I think there's a trend and am curious if others disagree:

The first person to respond to a new question has remarkable power of influence over everyone else who looks at the question.

If the first response is negative, then everyone else follows suit, similarly berating the asker for being too lazy or stupid to find an answer on their own. When a question gets a downvote to start, it's got to be a unusually good question to recover from there. It is only someone with authoritative knowledge, or rep, who can reverse such momentum once started.

If the first response is positive, then the herd follows, similarly encouraging the asker to provide more details, or take special note of some small portion of the documentation, or how to devise an adaption from similar questions. Even if it doesn't get an upvote, a positive sounding comment will garner others to cut a clueless idjit some slack.

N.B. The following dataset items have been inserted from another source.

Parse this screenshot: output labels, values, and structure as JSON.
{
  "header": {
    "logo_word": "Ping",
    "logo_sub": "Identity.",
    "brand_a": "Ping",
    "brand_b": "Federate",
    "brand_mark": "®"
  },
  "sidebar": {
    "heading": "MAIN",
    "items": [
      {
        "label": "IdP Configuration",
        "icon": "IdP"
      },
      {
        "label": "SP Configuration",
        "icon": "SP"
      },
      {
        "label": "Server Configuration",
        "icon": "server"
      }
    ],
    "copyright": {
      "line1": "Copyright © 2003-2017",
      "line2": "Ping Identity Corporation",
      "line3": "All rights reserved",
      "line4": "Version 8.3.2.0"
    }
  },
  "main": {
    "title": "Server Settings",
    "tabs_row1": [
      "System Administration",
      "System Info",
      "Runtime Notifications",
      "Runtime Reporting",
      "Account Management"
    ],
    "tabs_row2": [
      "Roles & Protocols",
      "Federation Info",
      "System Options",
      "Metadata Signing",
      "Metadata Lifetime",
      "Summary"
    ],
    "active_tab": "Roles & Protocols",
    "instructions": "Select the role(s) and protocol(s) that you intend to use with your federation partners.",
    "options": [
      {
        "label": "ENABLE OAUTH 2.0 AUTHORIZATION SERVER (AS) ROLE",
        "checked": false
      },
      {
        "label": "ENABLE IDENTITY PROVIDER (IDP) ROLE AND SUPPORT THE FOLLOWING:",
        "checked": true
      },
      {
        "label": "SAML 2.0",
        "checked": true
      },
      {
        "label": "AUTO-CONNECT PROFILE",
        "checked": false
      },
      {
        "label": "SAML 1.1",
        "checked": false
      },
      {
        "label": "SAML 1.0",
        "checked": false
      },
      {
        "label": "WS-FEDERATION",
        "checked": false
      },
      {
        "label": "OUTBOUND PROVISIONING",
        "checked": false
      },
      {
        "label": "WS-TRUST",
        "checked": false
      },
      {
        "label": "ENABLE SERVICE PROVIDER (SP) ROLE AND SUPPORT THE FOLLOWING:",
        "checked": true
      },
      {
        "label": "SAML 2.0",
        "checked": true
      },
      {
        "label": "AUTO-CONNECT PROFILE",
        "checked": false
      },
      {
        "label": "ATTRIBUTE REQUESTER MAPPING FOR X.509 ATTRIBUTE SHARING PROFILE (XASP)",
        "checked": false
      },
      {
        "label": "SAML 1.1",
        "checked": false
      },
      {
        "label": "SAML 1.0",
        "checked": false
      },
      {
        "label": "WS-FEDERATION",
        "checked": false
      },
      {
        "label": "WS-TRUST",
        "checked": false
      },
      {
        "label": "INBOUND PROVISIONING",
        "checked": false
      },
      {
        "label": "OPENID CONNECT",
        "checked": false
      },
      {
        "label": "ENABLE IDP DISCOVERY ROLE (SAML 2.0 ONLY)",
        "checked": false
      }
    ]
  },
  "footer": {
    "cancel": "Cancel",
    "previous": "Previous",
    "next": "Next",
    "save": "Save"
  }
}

Not that I would do such a thing, because I am always very patient and encouraging toward others, but I imagine it can be quite entertaining to direct a torrent of derision upon some poor unsuspecting school kid in response to his or her junior year homework question. Or, alternatively, to inspire love and happiness by gifting some of ones precious moments to compose a learners hint, or even to provide the full answer.

So, question is:

Is the power-of-the-first-responder a phenomenon that exists? That needs to be addressed? If so, how so?

  • 1
    Very interesting hypothesis (+1), I am curious about this as well, do have any specific examples for this?
    – user273376
    Oct 27, 2014 at 8:59
  • 1
    We'd expect that a good question is more likely to get a positive first response and a bad question more likely to get a negative one. Probably, we'd also expect a positive first response to more likely be on a good question and a negative first response to more likely be on a bad question. If you put those two together, you'd expect positiveness of the first-response and n-th response to be correlated. That plus confirmation bias, we need data to be sure the effect exists.